Reprinting old cards is contentious because of their current prices. There are a lot of unknowns, and collectors expect the Reserve List to protect their investments in old expensive cards. When expensive cards are reprinted, we expect their prices to drop because economics tells us that increasing supply drives prices down, but that is not always the case. Format staples used in multiple deck archetypes have price benefits from modest reprintings. We can look at Tarmogoyf and Dark Confidant before and after Modern Masters was printed just before M14.

Tarmogoyf - Future Sight (7/2013, $141 vs. $143 - MMA)


Dark Confidant - Ravnica: City of Guilds (7/2013, $77 vs. $74 - MMA)

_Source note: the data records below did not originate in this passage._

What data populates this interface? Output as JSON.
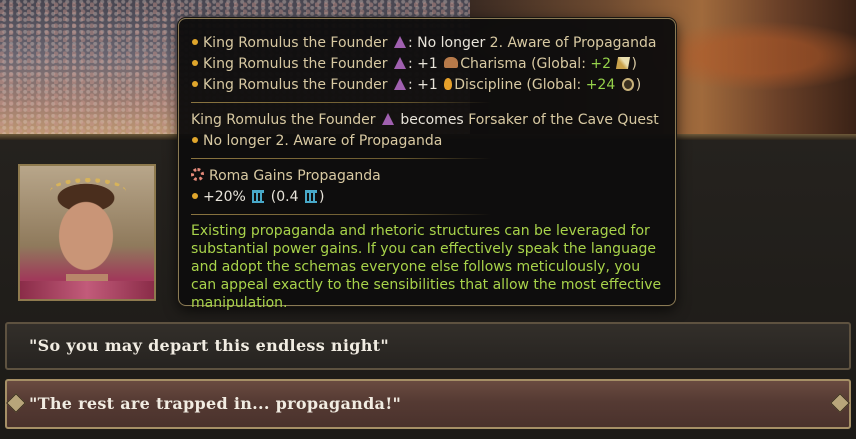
{
  "tooltip": {
    "effects": [
      {
        "name": "King Romulus the Founder",
        "text": ": No longer ",
        "value": "2. Aware of Propaganda"
      },
      {
        "name": "King Romulus the Founder",
        "text": ": +1 ",
        "stat": "Charisma",
        "global_prefix": " (Global: ",
        "global_value": "+2",
        "global_suffix": ")"
      },
      {
        "name": "King Romulus the Founder",
        "text": ": +1 ",
        "stat": "Discipline",
        "global_prefix": " (Global: ",
        "global_value": "+24",
        "global_suffix": ")"
      }
    ],
    "quest": {
      "name": "King Romulus the Founder",
      "becomes": " becomes ",
      "quest_name": "Forsaker of the Cave Quest",
      "no_longer": "No longer 2. Aware of Propaganda"
    },
    "gain": {
      "title": "Roma Gains Propaganda",
      "value": "+20%",
      "paren_open": " (0.4 ",
      "paren_close": ")"
    },
    "description": "Existing propaganda and rhetoric structures can be leveraged for substantial power gains. If you can effectively speak the language and adopt the schemas everyone else follows meticulously, you can appeal exactly to the sensibilities that allow the most effective manipulation."
  },
  "choices": [
    {
      "label": "\"So you may depart this endless night\""
    },
    {
      "label": "\"The rest are trapped in... propaganda!\""
    }
  ],
  "icons": {
    "character": "character-triangle-icon",
    "charisma": "charisma-heart-icon",
    "discipline": "discipline-flame-icon",
    "global_charisma": "quill-icon",
    "global_discipline": "medal-icon",
    "propaganda": "propaganda-gear-icon",
    "structure": "pillar-icon"
  },
  "colors": {
    "accent_green": "#95d14a",
    "gold_text": "#d8c9a2",
    "bullet": "#e0a62c",
    "character_icon": "#a060b0",
    "structure_icon": "#48a8c8"
  }
}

Looking at the price lines between Modern Masters and M14, you can clearly see fast movement upward. This should be somewhat surprising considering more copies of each card were entering the market. What we sometimes fail to notice is that opportunities like this often get new players interested in a format, increasing demand. In these cases, we can think about a Standard player who jumps into a modern Masters draft, opens a Tarmogoyf, enjoys playing with the other cards in the format and decides to make a Modern deck. Now that player needs to buy three more Tarmogoyfs to complete their new deck. The price of Tarmogoyf ends up climbing because more decks are being built with a need for Tarmogoyf than new Goyfs are being opened. In the case of Goyf, that price continued to climb and rests at approximately $200 today. Dark Confidant, after the initial climb after Modern Masters was printed, has seen a drop in price over time because new cards made him less desirable in the decks he was being played. Either way, both staples presented collectors and financiers a window to make some cash off the staples they had collected because new players entered the format.

The same thing would happen for Legacy and Vintage staples were they to be reprinted in similar fashion. In the final installment of Ambition's Cost, I will explore the actions I think Wizards should take to revive Vintage and Legacy while at the same time giving collectors a chance to make money off their staples should they choose to do so.